The circuits used in a conventional system include Initiating Device Circuits (IDCs) for detectors, pull stations, and waterflow switches, and notification appliance circuits (NACs) for horns, strobes and other audible and visible notification appliances. NFPA 72 defines IDCs as “A circuit to which automatic or manual initiating devices are connected where the signal received does not identify the individual device operated.” NFPA 72 defines NACs simply as “A circuit or path directly connected to a notification appliance(s).”
NFPA 72 also provides requirements for the installation of these circuits and for defining what you must do whether you plan to install them in as Class B or Class A circuits.
The most common type of FACU in use today, even for small, simple systems, is the addressable FACU. The flexibility afforded to you, as a contractor, for both design and operation makes the addressable FACU an easy choice. And, from your point of view, it will likely prove more efficient to train your technicians on one addressable type of FACU from a single manufacturer.

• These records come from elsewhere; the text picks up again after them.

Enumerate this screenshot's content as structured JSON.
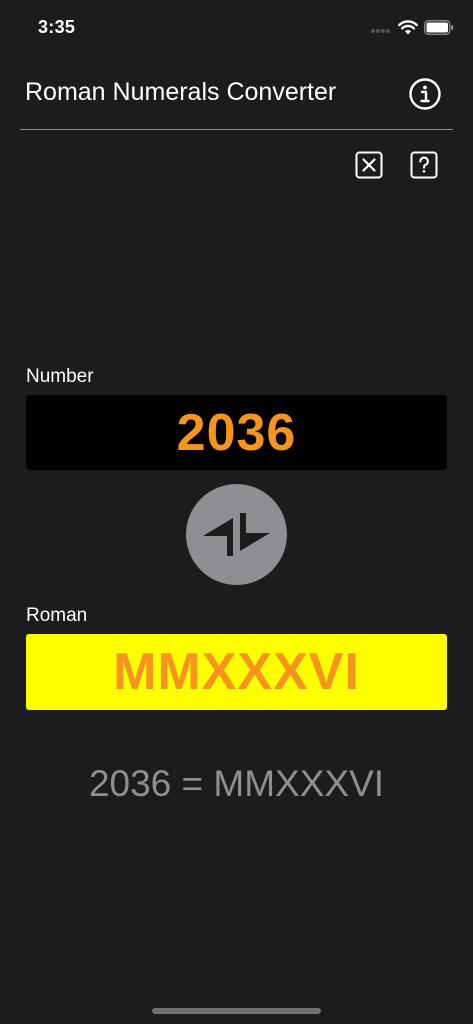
{
  "status_bar": {
    "time": "3:35",
    "icons": [
      "signal-dots-icon",
      "wifi-icon",
      "battery-icon"
    ]
  },
  "nav": {
    "title": "Roman Numerals Converter",
    "info_icon": "info-circle-icon"
  },
  "toolbar": {
    "clear_icon": "clear-square-icon",
    "help_icon": "question-square-icon"
  },
  "number_section": {
    "label": "Number",
    "value": "2036"
  },
  "swap": {
    "icon": "swap-arrows-icon"
  },
  "roman_section": {
    "label": "Roman",
    "value": "MMXXXVI"
  },
  "result": {
    "text": "2036 = MMXXXVI"
  },
  "colors": {
    "background": "#1c1c1e",
    "accent_orange": "#f7941d",
    "roman_field_bg": "#ffff00",
    "number_field_bg": "#000000",
    "muted_gray": "#8e8e93"
  }
}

With addressable systems a signaling line circuit (SLC) is used to interconnect your initiating devices—and with some manufacturers their notification appliances, as well. NFPA 72 defines SLCs as “A circuit path between any combination of addressable appliances or devices, circuit interfaces, control units, or transmitters over which multiple system input signals or output signals or both are carried.” You can also install SLCs in a Class A or B fashion. However, NFPA 72 provides for an additional wiring method allowed for SLCs. This method provides more reliability than a Class A circuit. NFPA 72 designates such a circuit as Class X and provides specific installation requirements for this circuit.
The addressable FACU uses a miniature computer to operate the fire alarm system. You and your technicians will need additional and frequent training to maintain the knowledge and skill to install these FACUs correctly the first time. Additionally, these FACUs require programming to connect all devices and appliances, as well as to define their operation.
The same SLC can connect to a control module that controls a fan or magnetic door hold-open, in addition to all the devices and appliances. Most manufacturers will allow hundreds of devices or appliances connected to an SLC.
However, be careful not to put all your eggs in one basket, or rather, in one SLC. You must exercise care not to limit the number of circuits simply to save costs. You should carefully plan the system, keeping a high degree of reliability in mind. Using an addressable FACU has many advantages. Be careful not to abuse their capabilities, especially in larger or more complex buildings.
Remember NFPA 72, National Fire Alarm and Signaling Code, is not a design guide. So, you must hire competent individuals who understand fire and fire protection. A competent designer must understand more than the specifications and operations of a particular manufacturer’s equipment. It takes someone who understands the installation of the equipment, the requirements of the codes, and the application of detection and controls to provide the owner with a life safety system they expect and deserve. Understanding the role an FACU plays in an effective fire alarm system is an important step in meeting these expectations.